Just so we are clear: I UNDERSTAND THAT BALENA EMPLOYESS DO NOT HAVE ACCESS TO THE BALENA git repos.

GOT IT!

Anyway, Moving on:

I am stopping the container by pushing a button connected to a GPIO pin. I am using dt_overlays to program the RPI kernel to begin the shutdown process, including send SIGTERM signals to every container.

Nope I have not tried the EXEC method, rather I tried two different methods, including the one I posted using the shell script.

Additionally, the docker documentation seems to indicate that I want to do ‘CMD [“ABC”]’ to get the program to spawn without the shell. Which is what I would really like to see happen. at this point.

I will try this again with the EXEC.

One more thing I would like to add:

This software worked as I describe it should when we run it on a generic Raspberry pi.

I only have this problem running on balena with the containers.

To note: I wrote a C program that is programmed to receive the SIGTERM and print to standard out. When it receives the signal.

I can share that when I get into work in a bit.

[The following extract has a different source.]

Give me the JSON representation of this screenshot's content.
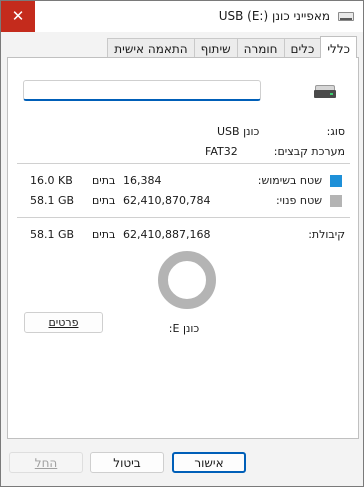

However, my application is not updating at all now… hence I can not get the current image loaded and running at all.

Hey there!

However, my application is not updating at all now… hence I can not get the current image loaded and running at all.

Are you still having this problem? You can enable support access and let us know the device UUID and we can help debug what’s going on!

That would be awesome! I have set my device in Admin support mode and will DM you with the uuid…

Thanks!

Hey there! We investigated the device and it looks like the reason it wasn’t updating was that the balena supervisor was not running for some reason. Before I proceed to investigate further, can you confirm that I can upgrade the supervisor from 10.2.2 to 10.7.0, just so I debug on the latest version, and any potentially relevant bug fixes are there?

Thanks for looking into this! Go ahead and perform whatever changes you need. This rig is strictly for testing and this (and the SIGTERM) that lead to this are our most important issues right now…

thanks

By the way, this is pretty scary for us, it would be bad for this to happen to us in on production systems…

We are deep trying to figure out what’s going on, and I totally relate to your concerns! From the looks of it, the device is consistently rebooting every couple of minutes. Could it be that its source of power is not stable and device is caught on a reboot loop that is preventing it from doing much?

I do not think so. I the RPI is being powered by the same source it always has…

I do believe the updates stopped after I introduced the container ‘sig’. That container was added simply to test containers signal handling.

I had a silly bug in my first version, which is the version that is still loaded on the device. I have no idea how that would have effected the hostOS, but the problem I am seeing correlates with the addition of that container.

Of course this could be totally coincidence. I would try to supply more power to the RPI, but I don’t have anything that would provide more power. I believe my the currently power is 5v @2amp.

Having said, that, I have seen power to be the source of some really weird problems, so I never rule it out …

We are still investigating, but the problem seems clear: I can very reliably see the device hard rebooting every ~5 minutes (usually less) for no clear reason. Let us know if you start supplying more power to it, just so we can see if we see any difference.